Pulp Culture asserts that “adult beverages should be nutritious, refreshing, and fun,” and invites grownups to “enjoy the full spectrum of wild fermentation, just as mother nature intended.” These vegan-friendly alcoholic drinks are made of cold-pressed, non-GMO juice that is wild fermented (twice), then blended with teas, herbal infusions, and/or mushrooms, carbonated, and aged three months. Every varietal is lightly bubbly, sugar-free, loaded with probiotics, just 99 calories, and lands along the sour spectrum of flavor; most are yellow (“Relax” is pink). A refreshing and ready alternate to beer in your routine, these are enjoyable on their own and also pair perfectly with food, especially spicy Asian dishes. The flavor differences between expressions is subtle, “Relax” is the sweetest by a tad. With names like “Think,” “Restore,” “Hustle,” and “Relax,” these candy-colored cans can be easily mistaken for non-alcoholic drinks, so if have kids around be sure they know not to grab these. Retails for $15 per 4-pack of 12 oz. cans. Pulp Culture is offering free shipping across the U.S. with the promo code: STAYSAFE.

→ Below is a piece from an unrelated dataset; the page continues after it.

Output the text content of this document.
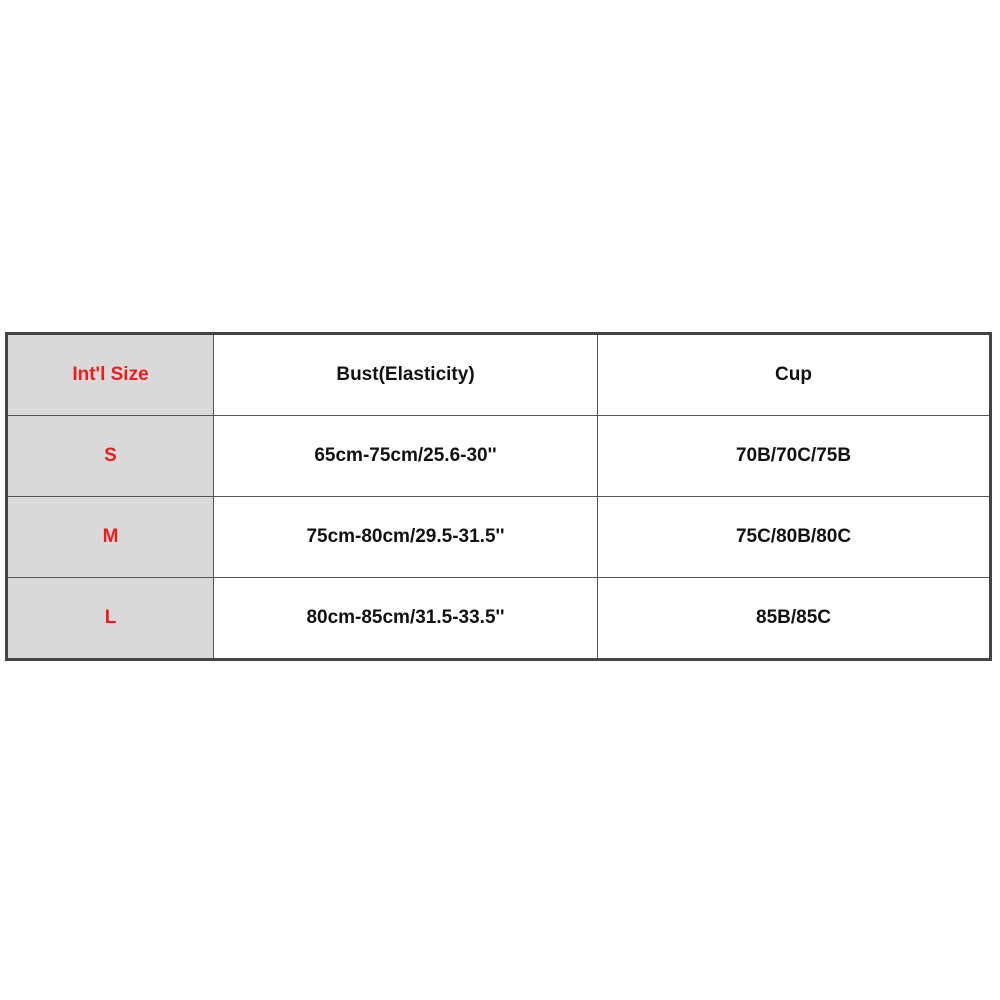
Int'l Size	Bust(Elasticity)	Cup
S	65cm-75cm/25.6-30''	70B/70C/75B
M	75cm-80cm/29.5-31.5''	75C/80B/80C
L	80cm-85cm/31.5-33.5''	85B/85C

Located four miles from the Pacific Ocean in San Luis Obispo, California, Center of Effort “is dedicated to producing exceptional Estate wines and member experiences centered around its sustainable in practice (SIP) certified vineyard property, winery facility, and recently completed showplace hospitality center.” During the ongoing pandemic crisis and protests for social justice, Center of Effort is offering virtual wine tastings through its website as well as on-site private tastings by appointment as a way to help bring the community together.
2015 Center of Effort Chardonnay, Edna Valley fills the glass like liquid gold. It is made using grapes that were harvested at different stages of maturity to help achieve complexity. In addition to the oak and butter notes expected of Chardonnay, it swirls aromas and flavors of baking spices, baked apples, toasted almonds, baking spices, and aged bananas. Retails for approx. $35.

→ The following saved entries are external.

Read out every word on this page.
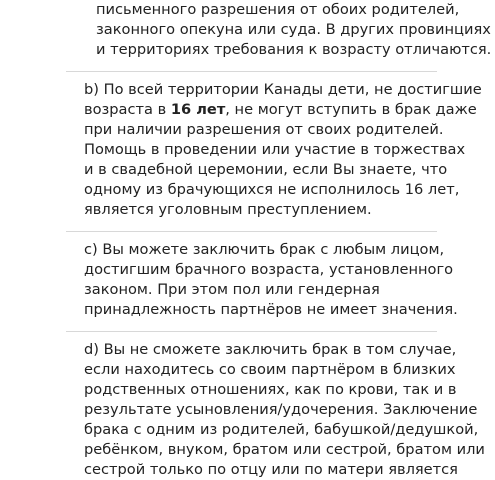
письменного разрешения от обоих родителей,
законного опекуна или суда. В других провинциях
и территориях требования к возрасту отличаются.
b) По всей территории Канады дети, не достигшие
возраста в 16 лет, не могут вступить в брак даже
при наличии разрешения от своих родителей.
Помощь в проведении или участие в торжествах
и в свадебной церемонии, если Вы знаете, что
одному из брачующихся не исполнилось 16 лет,
является уголовным преступлением.
c) Вы можете заключить брак с любым лицом,
достигшим брачного возраста, установленного
законом. При этом пол или гендерная
принадлежность партнёров не имеет значения.
d) Вы не сможете заключить брак в том случае,
если находитесь со своим партнёром в близких
родственных отношениях, как по крови, так и в
результате усыновления/удочерения. Заключение
брака с одним из родителей, бабушкой/дедушкой,
ребёнком, внуком, братом или сестрой, братом или
сестрой только по отцу или по матери является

2015 Center of Effort Pinot Noir, Edna Valley pours smoky purple; swirl to drape the glass in long, quick-running legs. Whiffs of pepper, smoked tomatoes, and stewed dark berries fill the nose. With food-friendly acidity and balanced tannins, the wine has a sprightly mouthfeel and flavors of baked cherries, roasted peppers, blackberries, tangerine, plums, cocoa, and summer savory. Truly enjoyable. Retails for approx. $55.
Spiritless Kentucky 74 is a low-alcohol alternative to bourbon that’s made in Kentucky (it’s 0.5% or lower, the same ABV as kombucha). While pouring a couple shots of this over ice and taking a sip won’t trick you or your tongue into thinking this is bourbon—it’s more reminiscent of iced tea—it can make a reasonable replacement in a mixed drink, for those times you want to avoid alcohol yet appear to be holding a cocktail. Try a Spiritless Mint Julep (2 oz. Spiritless Kentucky 74, 1/2 oz. simple syrup, and 3 mint leaves; muddle syrup and mint, add Kentucky 74, fill with crushed ice and stir) or a New Fashioned (2 oz. Spiritless Kentucky 74, 1/2 oz. simple syrup, 3 dahes Angostura Bitters, and orange peel; combine liquids, add ice and stir to chill, garnish with orange peel). Retails for approx. $35.
Unless otherwise noted, all suggested retail prices are for a 750ml bottle.
Be a responsible grownup: Never drink and drive.
Product samples afford the research opportunity but do not sway opinion.